Il y eut une seconde d’incompréhension puis Dominique lâcha son journal et partit dans un éclat de rire. Son rire se fracassait contre les murs de la cellule. Des larmes coulaient de ces pupilles ternies de fatigue. Le son de sa gorge déployée se cognait contre sa dentition parfaite. Il se leva et tambourina la porte, se plia en deux sous l’effet des spasmes d’hilarité qui envahissait son corps. L'homme sombra dans cinq minutes de folie. Kilian craignaient qu’il ne soit en face d’un drogué en manque. Il arrivait souvent que des codétenus perdent la raison quelques minutes, mais jamais en riant au point d’en pleurer des larmes de désespoir.
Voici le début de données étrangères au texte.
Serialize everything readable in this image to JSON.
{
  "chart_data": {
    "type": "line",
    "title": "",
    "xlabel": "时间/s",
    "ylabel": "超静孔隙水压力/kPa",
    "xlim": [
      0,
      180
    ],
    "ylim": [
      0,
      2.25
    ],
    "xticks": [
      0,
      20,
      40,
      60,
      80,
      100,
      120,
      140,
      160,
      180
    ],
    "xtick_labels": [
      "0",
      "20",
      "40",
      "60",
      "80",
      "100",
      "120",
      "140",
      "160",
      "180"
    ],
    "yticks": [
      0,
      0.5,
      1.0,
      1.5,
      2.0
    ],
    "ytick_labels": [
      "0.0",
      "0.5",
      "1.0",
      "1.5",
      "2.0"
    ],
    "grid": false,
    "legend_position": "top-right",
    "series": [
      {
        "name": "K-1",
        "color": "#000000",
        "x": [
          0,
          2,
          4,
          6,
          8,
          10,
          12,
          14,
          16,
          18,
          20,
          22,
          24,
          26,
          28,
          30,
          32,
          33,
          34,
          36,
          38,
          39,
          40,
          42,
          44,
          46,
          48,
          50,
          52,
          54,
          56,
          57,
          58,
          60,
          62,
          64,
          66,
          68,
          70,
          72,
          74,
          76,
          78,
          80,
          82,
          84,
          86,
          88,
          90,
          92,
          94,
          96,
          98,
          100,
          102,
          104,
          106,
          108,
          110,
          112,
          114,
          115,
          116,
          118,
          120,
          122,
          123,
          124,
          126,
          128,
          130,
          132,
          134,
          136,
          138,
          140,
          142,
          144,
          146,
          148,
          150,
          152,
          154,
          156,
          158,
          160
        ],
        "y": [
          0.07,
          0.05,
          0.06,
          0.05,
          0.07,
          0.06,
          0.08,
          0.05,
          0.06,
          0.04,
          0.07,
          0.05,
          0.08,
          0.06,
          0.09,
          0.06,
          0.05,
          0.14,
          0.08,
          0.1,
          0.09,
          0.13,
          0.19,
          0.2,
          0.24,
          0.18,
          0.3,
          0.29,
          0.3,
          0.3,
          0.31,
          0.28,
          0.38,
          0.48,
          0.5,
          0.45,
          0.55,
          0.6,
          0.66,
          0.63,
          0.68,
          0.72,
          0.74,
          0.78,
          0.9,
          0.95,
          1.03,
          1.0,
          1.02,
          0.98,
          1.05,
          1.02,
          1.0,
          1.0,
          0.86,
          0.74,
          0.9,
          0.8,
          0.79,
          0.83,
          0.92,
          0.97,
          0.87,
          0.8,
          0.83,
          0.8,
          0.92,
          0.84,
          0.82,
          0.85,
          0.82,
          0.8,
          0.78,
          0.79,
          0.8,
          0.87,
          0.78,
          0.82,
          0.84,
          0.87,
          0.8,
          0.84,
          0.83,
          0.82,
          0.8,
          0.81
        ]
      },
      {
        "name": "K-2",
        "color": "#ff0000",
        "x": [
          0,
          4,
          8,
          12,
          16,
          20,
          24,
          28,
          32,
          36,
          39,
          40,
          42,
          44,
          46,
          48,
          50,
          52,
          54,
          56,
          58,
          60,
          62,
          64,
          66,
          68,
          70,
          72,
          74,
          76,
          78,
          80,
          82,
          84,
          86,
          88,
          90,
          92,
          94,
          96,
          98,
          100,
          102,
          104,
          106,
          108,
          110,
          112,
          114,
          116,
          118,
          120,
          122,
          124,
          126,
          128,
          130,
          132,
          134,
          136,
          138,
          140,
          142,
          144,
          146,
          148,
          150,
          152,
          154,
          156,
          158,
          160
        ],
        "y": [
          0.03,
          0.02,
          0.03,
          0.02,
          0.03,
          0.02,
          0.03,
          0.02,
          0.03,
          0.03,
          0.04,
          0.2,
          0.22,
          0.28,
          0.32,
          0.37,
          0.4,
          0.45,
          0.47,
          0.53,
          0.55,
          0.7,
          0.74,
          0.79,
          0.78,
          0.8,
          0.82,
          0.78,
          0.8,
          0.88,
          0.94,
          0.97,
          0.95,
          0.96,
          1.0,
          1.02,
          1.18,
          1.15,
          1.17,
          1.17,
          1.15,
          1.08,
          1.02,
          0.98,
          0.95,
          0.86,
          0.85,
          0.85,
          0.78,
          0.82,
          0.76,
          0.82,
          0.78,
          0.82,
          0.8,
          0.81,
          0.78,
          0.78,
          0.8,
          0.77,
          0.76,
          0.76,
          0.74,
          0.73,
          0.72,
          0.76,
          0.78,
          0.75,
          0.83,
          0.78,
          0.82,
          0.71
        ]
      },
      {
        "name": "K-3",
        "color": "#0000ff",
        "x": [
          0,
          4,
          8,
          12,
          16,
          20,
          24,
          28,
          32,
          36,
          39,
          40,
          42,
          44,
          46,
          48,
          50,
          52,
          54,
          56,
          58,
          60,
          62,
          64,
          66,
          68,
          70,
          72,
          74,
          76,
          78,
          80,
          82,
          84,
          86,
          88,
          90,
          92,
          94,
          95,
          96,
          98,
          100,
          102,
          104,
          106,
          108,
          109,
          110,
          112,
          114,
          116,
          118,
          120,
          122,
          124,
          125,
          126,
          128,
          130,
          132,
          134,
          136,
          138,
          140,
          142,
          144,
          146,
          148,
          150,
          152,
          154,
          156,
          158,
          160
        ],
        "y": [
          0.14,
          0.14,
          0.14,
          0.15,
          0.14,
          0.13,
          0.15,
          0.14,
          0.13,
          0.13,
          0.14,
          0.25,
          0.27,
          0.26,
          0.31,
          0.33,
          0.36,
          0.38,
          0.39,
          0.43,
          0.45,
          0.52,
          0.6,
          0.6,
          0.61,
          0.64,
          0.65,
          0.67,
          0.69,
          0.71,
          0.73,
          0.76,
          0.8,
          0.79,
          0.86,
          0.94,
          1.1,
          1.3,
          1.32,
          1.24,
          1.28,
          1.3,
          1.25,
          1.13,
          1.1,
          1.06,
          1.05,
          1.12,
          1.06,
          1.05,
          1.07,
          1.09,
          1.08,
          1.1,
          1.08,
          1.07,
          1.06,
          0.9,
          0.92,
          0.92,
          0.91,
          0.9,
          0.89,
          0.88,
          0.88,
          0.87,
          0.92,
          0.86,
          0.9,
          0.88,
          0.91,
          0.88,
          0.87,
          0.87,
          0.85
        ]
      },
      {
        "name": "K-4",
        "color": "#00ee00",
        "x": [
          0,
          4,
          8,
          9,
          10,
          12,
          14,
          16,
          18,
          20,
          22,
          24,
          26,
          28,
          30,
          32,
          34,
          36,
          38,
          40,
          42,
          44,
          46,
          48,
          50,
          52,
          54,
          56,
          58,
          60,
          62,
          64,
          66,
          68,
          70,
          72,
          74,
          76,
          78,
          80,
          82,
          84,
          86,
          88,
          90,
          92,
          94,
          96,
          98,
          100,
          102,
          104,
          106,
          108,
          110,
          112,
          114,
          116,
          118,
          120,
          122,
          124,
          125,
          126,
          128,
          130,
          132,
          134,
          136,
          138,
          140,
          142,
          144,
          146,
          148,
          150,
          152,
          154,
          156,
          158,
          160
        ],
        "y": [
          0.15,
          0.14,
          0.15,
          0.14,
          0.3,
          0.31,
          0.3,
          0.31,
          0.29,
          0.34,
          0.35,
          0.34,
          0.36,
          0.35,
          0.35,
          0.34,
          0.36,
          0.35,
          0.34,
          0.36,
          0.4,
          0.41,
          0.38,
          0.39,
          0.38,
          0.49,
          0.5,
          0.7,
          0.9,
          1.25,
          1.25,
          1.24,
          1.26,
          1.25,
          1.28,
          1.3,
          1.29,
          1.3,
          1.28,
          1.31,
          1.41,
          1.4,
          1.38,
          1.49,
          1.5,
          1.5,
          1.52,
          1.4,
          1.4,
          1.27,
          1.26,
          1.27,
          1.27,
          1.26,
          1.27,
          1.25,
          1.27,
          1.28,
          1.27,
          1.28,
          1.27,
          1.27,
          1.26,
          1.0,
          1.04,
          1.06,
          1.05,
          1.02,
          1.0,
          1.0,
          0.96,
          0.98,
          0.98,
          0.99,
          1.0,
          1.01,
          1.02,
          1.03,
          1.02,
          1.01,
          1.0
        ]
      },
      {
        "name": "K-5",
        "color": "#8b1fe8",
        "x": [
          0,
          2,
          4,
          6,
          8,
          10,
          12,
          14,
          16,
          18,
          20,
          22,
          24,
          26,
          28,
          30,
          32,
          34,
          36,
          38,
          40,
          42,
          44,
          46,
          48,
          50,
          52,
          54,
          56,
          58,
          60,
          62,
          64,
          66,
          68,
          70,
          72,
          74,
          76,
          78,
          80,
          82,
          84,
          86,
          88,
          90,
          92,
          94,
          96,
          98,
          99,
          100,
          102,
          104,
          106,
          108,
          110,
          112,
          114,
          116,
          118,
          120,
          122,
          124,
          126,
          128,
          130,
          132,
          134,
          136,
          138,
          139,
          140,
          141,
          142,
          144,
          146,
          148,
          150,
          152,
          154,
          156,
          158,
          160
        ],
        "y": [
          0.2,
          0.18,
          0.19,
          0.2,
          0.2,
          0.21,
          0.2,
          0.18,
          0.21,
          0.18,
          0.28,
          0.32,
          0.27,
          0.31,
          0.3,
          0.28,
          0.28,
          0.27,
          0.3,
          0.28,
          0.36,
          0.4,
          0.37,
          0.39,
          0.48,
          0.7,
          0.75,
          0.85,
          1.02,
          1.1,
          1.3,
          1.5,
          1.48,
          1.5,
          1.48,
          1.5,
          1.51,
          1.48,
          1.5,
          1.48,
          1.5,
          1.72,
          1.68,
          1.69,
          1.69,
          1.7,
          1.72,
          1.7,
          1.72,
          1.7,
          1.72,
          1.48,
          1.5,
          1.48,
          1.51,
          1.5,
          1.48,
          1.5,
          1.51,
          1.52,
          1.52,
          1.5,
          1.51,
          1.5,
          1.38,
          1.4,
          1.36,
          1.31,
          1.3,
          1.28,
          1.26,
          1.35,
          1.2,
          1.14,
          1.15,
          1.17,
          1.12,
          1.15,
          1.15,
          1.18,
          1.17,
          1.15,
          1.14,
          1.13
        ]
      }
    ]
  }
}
Dominique se calma, se reprit et s’adressa à Kilian :

- Non, je ne suis pas dealer.
- Marchand d’armes ?
- Presque.
- Comment ça presque ?
- Je manie le nerf de la guerre.
- Des dollars. Tu es banquier.
- Pas vraiment non plus.
- Dommage...
- Pourquoi ?
- Je travaillais dans une banque.
- Vraiment ?
- Je faisais le ménage, je balayais le sol marbré du rez-de-chaussée et passait l’aspirateur sur les moquettes de l’étage. J’ai nettoyé cette boutique pendant 4 ans, le mieux que je pouvais. Tous les jours, je me donnais à fond. Ca paraissait bien parti. J’ai acheté les restes d’une maison dans les bas quartiers de Big Apple. J’ai été viré en 2008… Les chiens.
- Où travaillais-tu ?
- Lehman Brothers, ça te dis quelque chose?

Le visage de Dominique se figea.

- Toi aussi, ils t’en ont fait baver !
- Ils m’ont donné pas mal de travail.
- Ils venaient chercher leur drogue chez toi, les fils de putes.
- C’est plus compliqué.
- Ils m’ont fait perdre mon job et ma maison. C’était à eux que j’avais demandé un prêt. Quand ils ont mis la clef sous la porte, les autorités m’ont foutu à la rue. Je n’étais pas propriétaire de la maison et elle ne valait plus rien. Je me suis séparé de ma femme pour la protéger de dettes dont je n’étais pas responsable. Je me suis juré de tous les butter. Un par un. Avec le peu qui me restait, je me suis payé un neuf millimètres et j’ai filé mon ancien boss pendant un an. Quand j’ai senti que le moment était bon, j’ai tiré. Je l’ai touché à l’épaule et à la cuisse. Je n’ai pas eu le temps de terminer le travail. Les flics m’avaient déjà serré. Je devais me faire une raison : j’avais loupé mon coup. Quelques jours plus tard, j’étais arrivé à Riker Island. Je n’ai toujours pas bougé de cette cellule.
- Tu as déjà été jugé ?
- Mon procès aura lieu en 2012. C’est tout ce que je sais. Et toi, quand le jury rendra-t-il sa décision ?
- Vendredi.

La porte de fer vibra de trois coups secs. Un geôlier venait de frapper.

- Qu’est-ce que c’est ? demanda Dominique.
- Les gardiens. C’est pour nous dire qu’ils viendront nous chercher dans cinq minutes pour aller manger.
- Ils ont l’air aimable. plaisanta Dominique.
- Je n’aime pas ton humour. – Killian observa un silence – D’où viens-tu ? Ton accent ne me revient pas.
- Je suis français.
- Pourquoi es-tu venu vendre de la drogue ici ?
- Je ne suis pas dealer.
- Marchand d’armes ?
- Presque.
- Comment ça presque ?
- Je manie le nerf de la guerre.
- Des dollars. Tu es banquier.
- Pas vraiment non plus.
- Voleur ?
- C’est déjà un peu plus juste…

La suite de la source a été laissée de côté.